Respirando fundo, tomei coragem e me levantei, passei as mãos nos cabelos e fiz uma anotação de cortá-los ainda essa semana, já estavam grandes o suficiente para incomodar os olhos.

Mesmo sentindo os músculos tencionarem ao me colocar de bruços no chão, não deixei que os acontecimentos anteriores afetassem minha rotina. Com isso, decidi hoje, e somente hoje, fazer cinquenta abdominais em vez de cem.

Que horas são?

Tenho que entregar os trabalhos do último período. Graças a Deus, está acabando o meu tormento. Amo a profissão que escolhi, mas às vezes é um porre ter de ficar vendo números e contas o tempo todo. No entanto, escolhi uma ótima carreira, pois a área de Gestão é vasta o suficiente para fazer uma boa escolha.

Com a toalha no ombro e a escova em mãos, ultrapassei a porta que era em frente à cozinha.

O espetáculo que vi foi tão surreal para mim, que havia caído de paraquedas no meio da situação, quanto para os representantes da cena que apareciam na minha frente. Bem, o fato era que ali no meio da sala, congelei ao presenciar a interação do meu amigo com meu colega de quarto, tendo um momento, digamos que um tanto quanto íntimo.

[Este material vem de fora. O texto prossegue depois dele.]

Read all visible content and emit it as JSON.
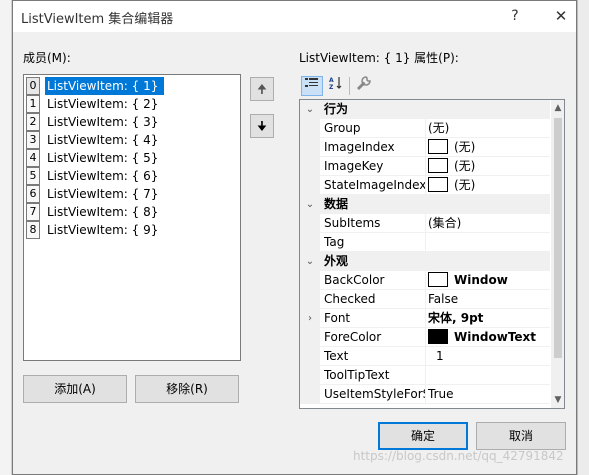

O que me deixou espantado não foi ver a aproximação dos dois, e sim, saber que de alguma forma Guilherme se interessava pelo Yuri, aparentemente um interesse platônico, porque o Yuri, coitado, estava mais parecendo um ratinho encurralado entre a armadilha e o queijo.

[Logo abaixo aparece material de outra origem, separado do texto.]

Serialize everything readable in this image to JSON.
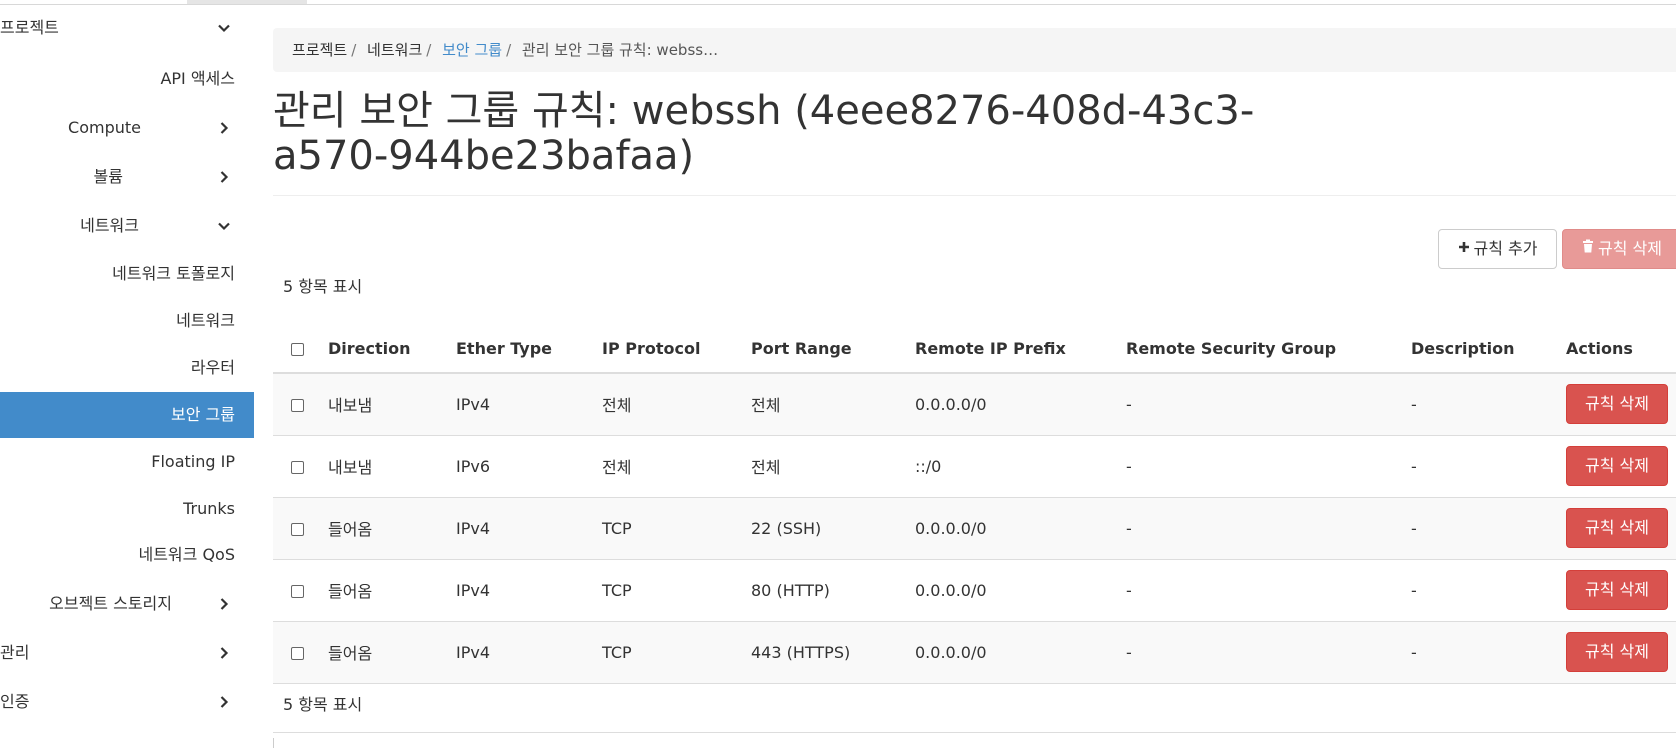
{
  "sidebar": {
    "project": "프로젝트",
    "api_access": "API 액세스",
    "compute": "Compute",
    "volume": "볼륨",
    "network": "네트워크",
    "network_topology": "네트워크 토폴로지",
    "networks": "네트워크",
    "router": "라우터",
    "security_groups": "보안 그룹",
    "floating_ip": "Floating IP",
    "trunks": "Trunks",
    "network_qos": "네트워크 QoS",
    "object_storage": "오브젝트 스토리지",
    "admin": "관리",
    "identity": "인증"
  },
  "breadcrumb": {
    "items": [
      "프로젝트",
      "네트워크",
      "보안 그룹",
      "관리 보안 그룹 규칙: webss…"
    ],
    "separator": "/"
  },
  "page": {
    "title_line1": "관리 보안 그룹 규칙: webssh (4eee8276-408d-43c3-",
    "title_line2": "a570-944be23bafaa)"
  },
  "toolbar": {
    "add_rule": "규칙 추가",
    "delete_rules": "규칙 삭제"
  },
  "table": {
    "count_top": "5 항목 표시",
    "count_bottom": "5 항목 표시",
    "headers": [
      "Direction",
      "Ether Type",
      "IP Protocol",
      "Port Range",
      "Remote IP Prefix",
      "Remote Security Group",
      "Description",
      "Actions"
    ],
    "rows": [
      {
        "direction": "내보냄",
        "ether": "IPv4",
        "protocol": "전체",
        "port": "전체",
        "prefix": "0.0.0.0/0",
        "group": "-",
        "desc": "-",
        "action": "규칙 삭제"
      },
      {
        "direction": "내보냄",
        "ether": "IPv6",
        "protocol": "전체",
        "port": "전체",
        "prefix": "::/0",
        "group": "-",
        "desc": "-",
        "action": "규칙 삭제"
      },
      {
        "direction": "들어옴",
        "ether": "IPv4",
        "protocol": "TCP",
        "port": "22 (SSH)",
        "prefix": "0.0.0.0/0",
        "group": "-",
        "desc": "-",
        "action": "규칙 삭제"
      },
      {
        "direction": "들어옴",
        "ether": "IPv4",
        "protocol": "TCP",
        "port": "80 (HTTP)",
        "prefix": "0.0.0.0/0",
        "group": "-",
        "desc": "-",
        "action": "규칙 삭제"
      },
      {
        "direction": "들어옴",
        "ether": "IPv4",
        "protocol": "TCP",
        "port": "443 (HTTPS)",
        "prefix": "0.0.0.0/0",
        "group": "-",
        "desc": "-",
        "action": "규칙 삭제"
      }
    ]
  },
  "icons": {
    "chevron_down": "chevron-down-icon",
    "chevron_right": "chevron-right-icon",
    "plus": "plus-icon",
    "trash": "trash-icon"
  },
  "colors": {
    "active_nav": "#428bca",
    "link": "#428bca",
    "danger": "#d9534f",
    "danger_disabled": "#e89a98"
  }
}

Pior, eles não me perceberam, então tive que presenciar algo tanto quanto inusitado. Sem mais o que fazer, me restou apenas pigarrear para a minha presença ser notada no recinto.

O nerd com quem divido moradia ficou tão vermelho, que era até engraçado de ver. Já Guilherme, esse, carregar um sorriso predatório no rosto como quem dizia: “eu não fiz nada de errado, mas eu quero fazer”, o repreendendo com o olhar, me aproximei um pouco mais.

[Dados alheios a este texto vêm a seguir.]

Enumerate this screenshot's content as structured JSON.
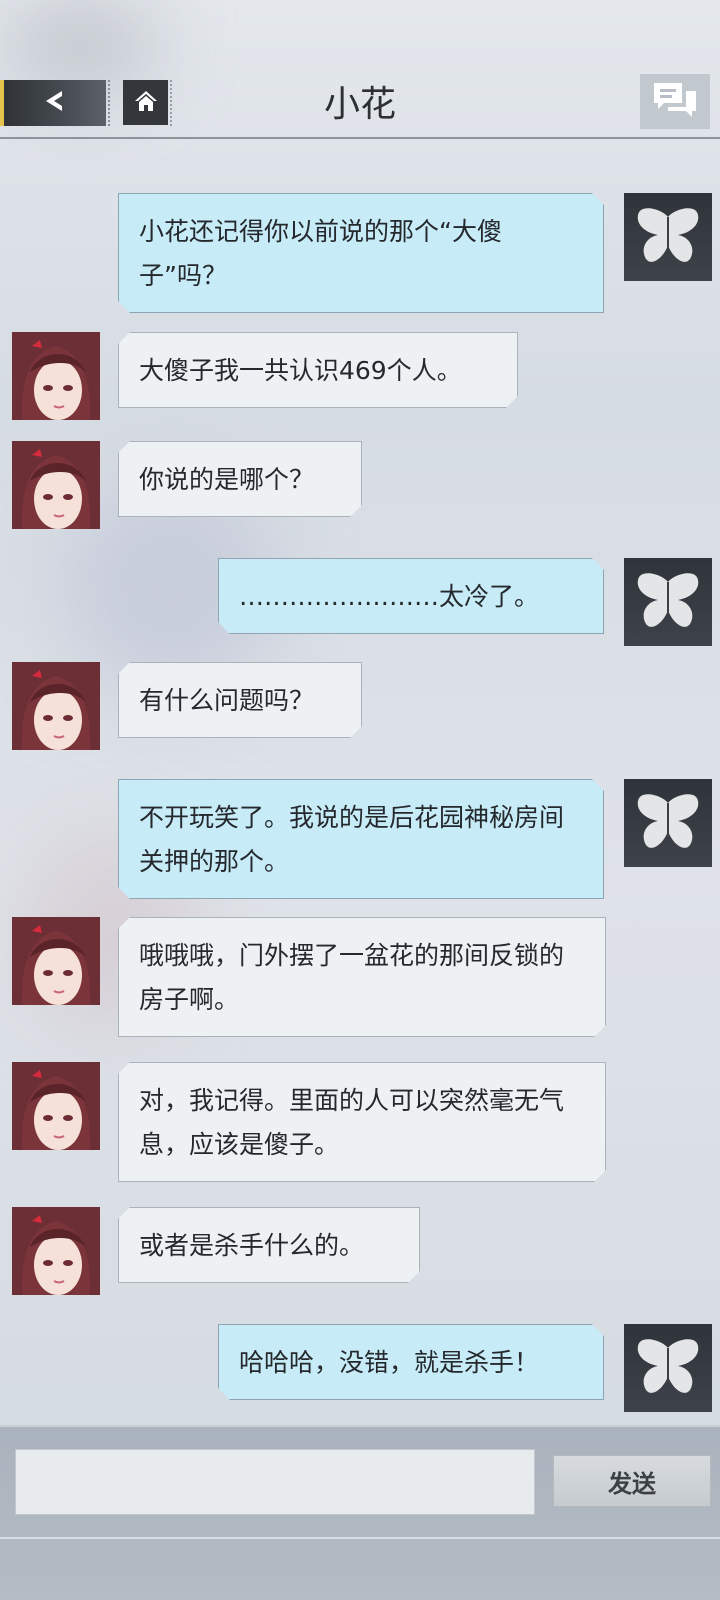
{
  "header": {
    "title": "小花",
    "back_icon": "back-arrow-icon",
    "home_icon": "home-icon",
    "chat_list_icon": "chat-bubbles-icon"
  },
  "messages": [
    {
      "sender": "self",
      "text": "小花还记得你以前说的那个“大傻子”吗？"
    },
    {
      "sender": "contact",
      "text": "大傻子我一共认识469个人。"
    },
    {
      "sender": "contact",
      "text": "你说的是哪个？"
    },
    {
      "sender": "self",
      "text": "……………………太冷了。"
    },
    {
      "sender": "contact",
      "text": "有什么问题吗？"
    },
    {
      "sender": "self",
      "text": "不开玩笑了。我说的是后花园神秘房间关押的那个。"
    },
    {
      "sender": "contact",
      "text": "哦哦哦，门外摆了一盆花的那间反锁的房子啊。"
    },
    {
      "sender": "contact",
      "text": "对，我记得。里面的人可以突然毫无气息，应该是傻子。"
    },
    {
      "sender": "contact",
      "text": "或者是杀手什么的。"
    },
    {
      "sender": "self",
      "text": "哈哈哈，没错，就是杀手！"
    }
  ],
  "input": {
    "value": "",
    "placeholder": ""
  },
  "send_button": {
    "label": "发送"
  },
  "colors": {
    "outgoing_bubble": "#c7ecf8",
    "incoming_bubble": "#eef1f4",
    "back_accent": "#e6c34a"
  }
}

— Está fazendo o que aqui, Gui? — Soei desconfiado.

Ele nunca foi de vir aqui a essa hora… Não era nem sete da manhã. Era só o que me faltava, Guilherme agora está dando em cima do cara que mora comigo. Afinal, de onde eles se conhecem? Nunca apresentei os dois e não me lembro do meu amigo ter dito nada sobre o Yuri.

— Vim tomar um copo d’água. — Coçando a nuca, me respondeu. Em contrapartida, lhe apertei os olhos, não acreditando em nada.
Firmei os pés no chão e cruzei os braços em desafio.

— Então quer dizer que saiu da sua casa, lá no centro da cidade, para tomar uma água na minha? Aqui no campus da faculdade?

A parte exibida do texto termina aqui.